Climate realists rightly draw attention to the vast subsidies paid to support renewable energy – wind and solar. These subsidies are ramping up the price of energy in Britain and Europe. They are forcing households and pensioners into fuel poverty. They are doing huge damage to energy-intensive businesses like steel, aluminium, petroleum refining, chemicals, glass and cement. They are driving plant closures and job losses.
But every so often someone on the other side of the debate will say “But fossil fuels also get big subsidies” – or even “fossil fuel subsidies are greater than those for renewables”. This is plain not true (or as we say in plain English, a lie) even though it is based on a paper from the IMF. The proposition has been forensically debunked by the Telegraph’s Sam Bowman.
How could the IMF get it so wrong? What they seem to have done is to take what economists call “the externalities” of fossil fuels – that is, the costs and damages they imagine are inflicted on humanity in general by fossil fuel use – and treat these as “subsidies”. Of course they are no such thing. It is an abuse of language – and downright misleading – to report them in this way.

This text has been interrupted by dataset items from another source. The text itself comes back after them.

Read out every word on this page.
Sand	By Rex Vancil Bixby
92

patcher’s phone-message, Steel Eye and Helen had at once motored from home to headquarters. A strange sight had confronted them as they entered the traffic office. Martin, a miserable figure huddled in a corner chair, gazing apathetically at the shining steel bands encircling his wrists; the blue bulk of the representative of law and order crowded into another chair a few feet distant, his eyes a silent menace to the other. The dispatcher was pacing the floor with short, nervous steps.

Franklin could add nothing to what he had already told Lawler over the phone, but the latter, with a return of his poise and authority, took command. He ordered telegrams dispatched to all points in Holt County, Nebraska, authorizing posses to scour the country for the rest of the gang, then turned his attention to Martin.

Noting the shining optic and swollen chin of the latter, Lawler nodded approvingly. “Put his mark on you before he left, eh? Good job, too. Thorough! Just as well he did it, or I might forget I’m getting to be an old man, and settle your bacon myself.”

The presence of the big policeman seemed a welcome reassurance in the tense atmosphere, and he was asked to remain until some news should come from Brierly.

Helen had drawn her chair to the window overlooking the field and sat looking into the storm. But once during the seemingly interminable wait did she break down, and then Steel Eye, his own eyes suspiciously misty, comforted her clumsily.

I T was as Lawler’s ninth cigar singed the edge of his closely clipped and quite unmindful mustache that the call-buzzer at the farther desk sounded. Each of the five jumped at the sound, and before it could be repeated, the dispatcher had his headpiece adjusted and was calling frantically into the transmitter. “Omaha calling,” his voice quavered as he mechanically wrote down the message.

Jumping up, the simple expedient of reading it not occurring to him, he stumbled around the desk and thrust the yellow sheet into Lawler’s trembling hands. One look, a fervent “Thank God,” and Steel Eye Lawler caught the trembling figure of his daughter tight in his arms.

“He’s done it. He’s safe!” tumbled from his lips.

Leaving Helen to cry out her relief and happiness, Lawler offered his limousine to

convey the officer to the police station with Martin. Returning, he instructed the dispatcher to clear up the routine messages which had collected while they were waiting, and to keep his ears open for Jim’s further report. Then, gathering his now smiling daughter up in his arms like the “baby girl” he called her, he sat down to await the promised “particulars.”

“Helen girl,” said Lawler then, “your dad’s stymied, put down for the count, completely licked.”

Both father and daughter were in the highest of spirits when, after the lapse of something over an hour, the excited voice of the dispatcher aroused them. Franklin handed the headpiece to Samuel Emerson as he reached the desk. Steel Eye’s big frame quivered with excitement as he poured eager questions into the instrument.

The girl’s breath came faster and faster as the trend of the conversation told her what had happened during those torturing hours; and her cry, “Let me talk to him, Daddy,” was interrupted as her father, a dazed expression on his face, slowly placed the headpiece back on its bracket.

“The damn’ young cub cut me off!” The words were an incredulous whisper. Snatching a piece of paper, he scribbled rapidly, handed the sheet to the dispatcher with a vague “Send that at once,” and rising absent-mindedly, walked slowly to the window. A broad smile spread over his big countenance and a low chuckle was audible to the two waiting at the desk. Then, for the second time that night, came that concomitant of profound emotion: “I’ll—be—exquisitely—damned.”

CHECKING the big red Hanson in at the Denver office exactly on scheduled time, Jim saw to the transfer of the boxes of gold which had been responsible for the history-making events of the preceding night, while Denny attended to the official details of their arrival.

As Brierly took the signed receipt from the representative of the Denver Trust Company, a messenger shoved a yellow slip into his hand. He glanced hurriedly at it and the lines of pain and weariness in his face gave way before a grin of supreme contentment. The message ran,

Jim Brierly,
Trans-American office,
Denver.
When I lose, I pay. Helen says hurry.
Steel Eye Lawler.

They start with the assumption that anthropogenic CO2 emissions are in fact causing global warming – a proposition increasingly open to question. Then they estimate the cost of the damage which (they believe) is or may be the consequence of global warming. But here, we’re into wild estimates. How long is a piece of string? In fact most serious analyses of the cost of global warming show that the costs of mitigation exceed the anticipated damage (the Stern Report is a rare exception).
They also wholly ignore the positive externalities of CO2 and climate. For example higher temperatures will result in fewer cold-related deaths and fewer temperature-related deaths overall. Elevated atmospheric CO2 levels result in more rapid plant growth and bio-mass formation, and higher crop yields to feed a hungry earth.
There are two other tricks that the Greens and their fellow-travellers use to inflate their claimed “subsidies”. Take the VAT on domestic fuel oil in the UK. This is set at 5%, as against a general VAT rate of 20%. So they count the difference – 15% – as a “subsidy”. It is of course no such thing. A subsidy is where the government (or whoever) pays money to make a product or service cheaper than it would otherwise be. The opposite of a subsidy is a tax. It doesn’t matter whether that tax is 20% or 5% – it’s still a tax, not a subsidy And in the West, fossil fuels are taxed, not subsidised.
The other device is to take countries like Russia and Saudi Arabia, where the cost of petrol is indeed subsidised for local nationals as a matter of social policy. OK. Those are real subsidies, but they are completely irrelevant to any discussion of taxes and subsidies on fossil fuels in the West.
Renewables, on the other hand, benefit from both direct and indirect subsidies, payable by both tax-payers and energy consumers. And those subsidies, direct and indirect, are real. And expensive.
They include payments to landowners who install wind turbines, and to householders and others who install solar panels. Feed-in tariffs. Renewable obligation certificates. “Capacity Payments” to those who provide gas-fired capacity as back-up to intermittent renewables (without which their gas-fired plants, run intermittently, would not be economically viable). Then there’s George Osborne’s “Carbon Floor Price”. This is not a direct subsidy – but it is a device to force up the price of energy and thus provide more pricing headroom for renewables. And the EU’s ETS (Emissions Trading Scheme). By allowing renewables to be competitive at a higher price, these have precisely the same effect as a subsidy, and are paid for by electricity consumers.
So how much is the cost of all these direct and indirect subsidies in the UK? Of course in the face of such complexity, and with the uncertainty of longer-term predictions, we can do no better than an estimate. But according to the Renewable Energy Foundation, the cost of renewables subsidies over the period 2002 to 2030 will be around £100 billion. That’s a direct (and unnecessary) burden on our economy. And on our competitiveness.
As former EU Industry Commissioner Antonio Tajani famously said (and I love to quote him) “We are creating an industrial massacre in Europe”. Indeed we are. And it’s time to stop doing so.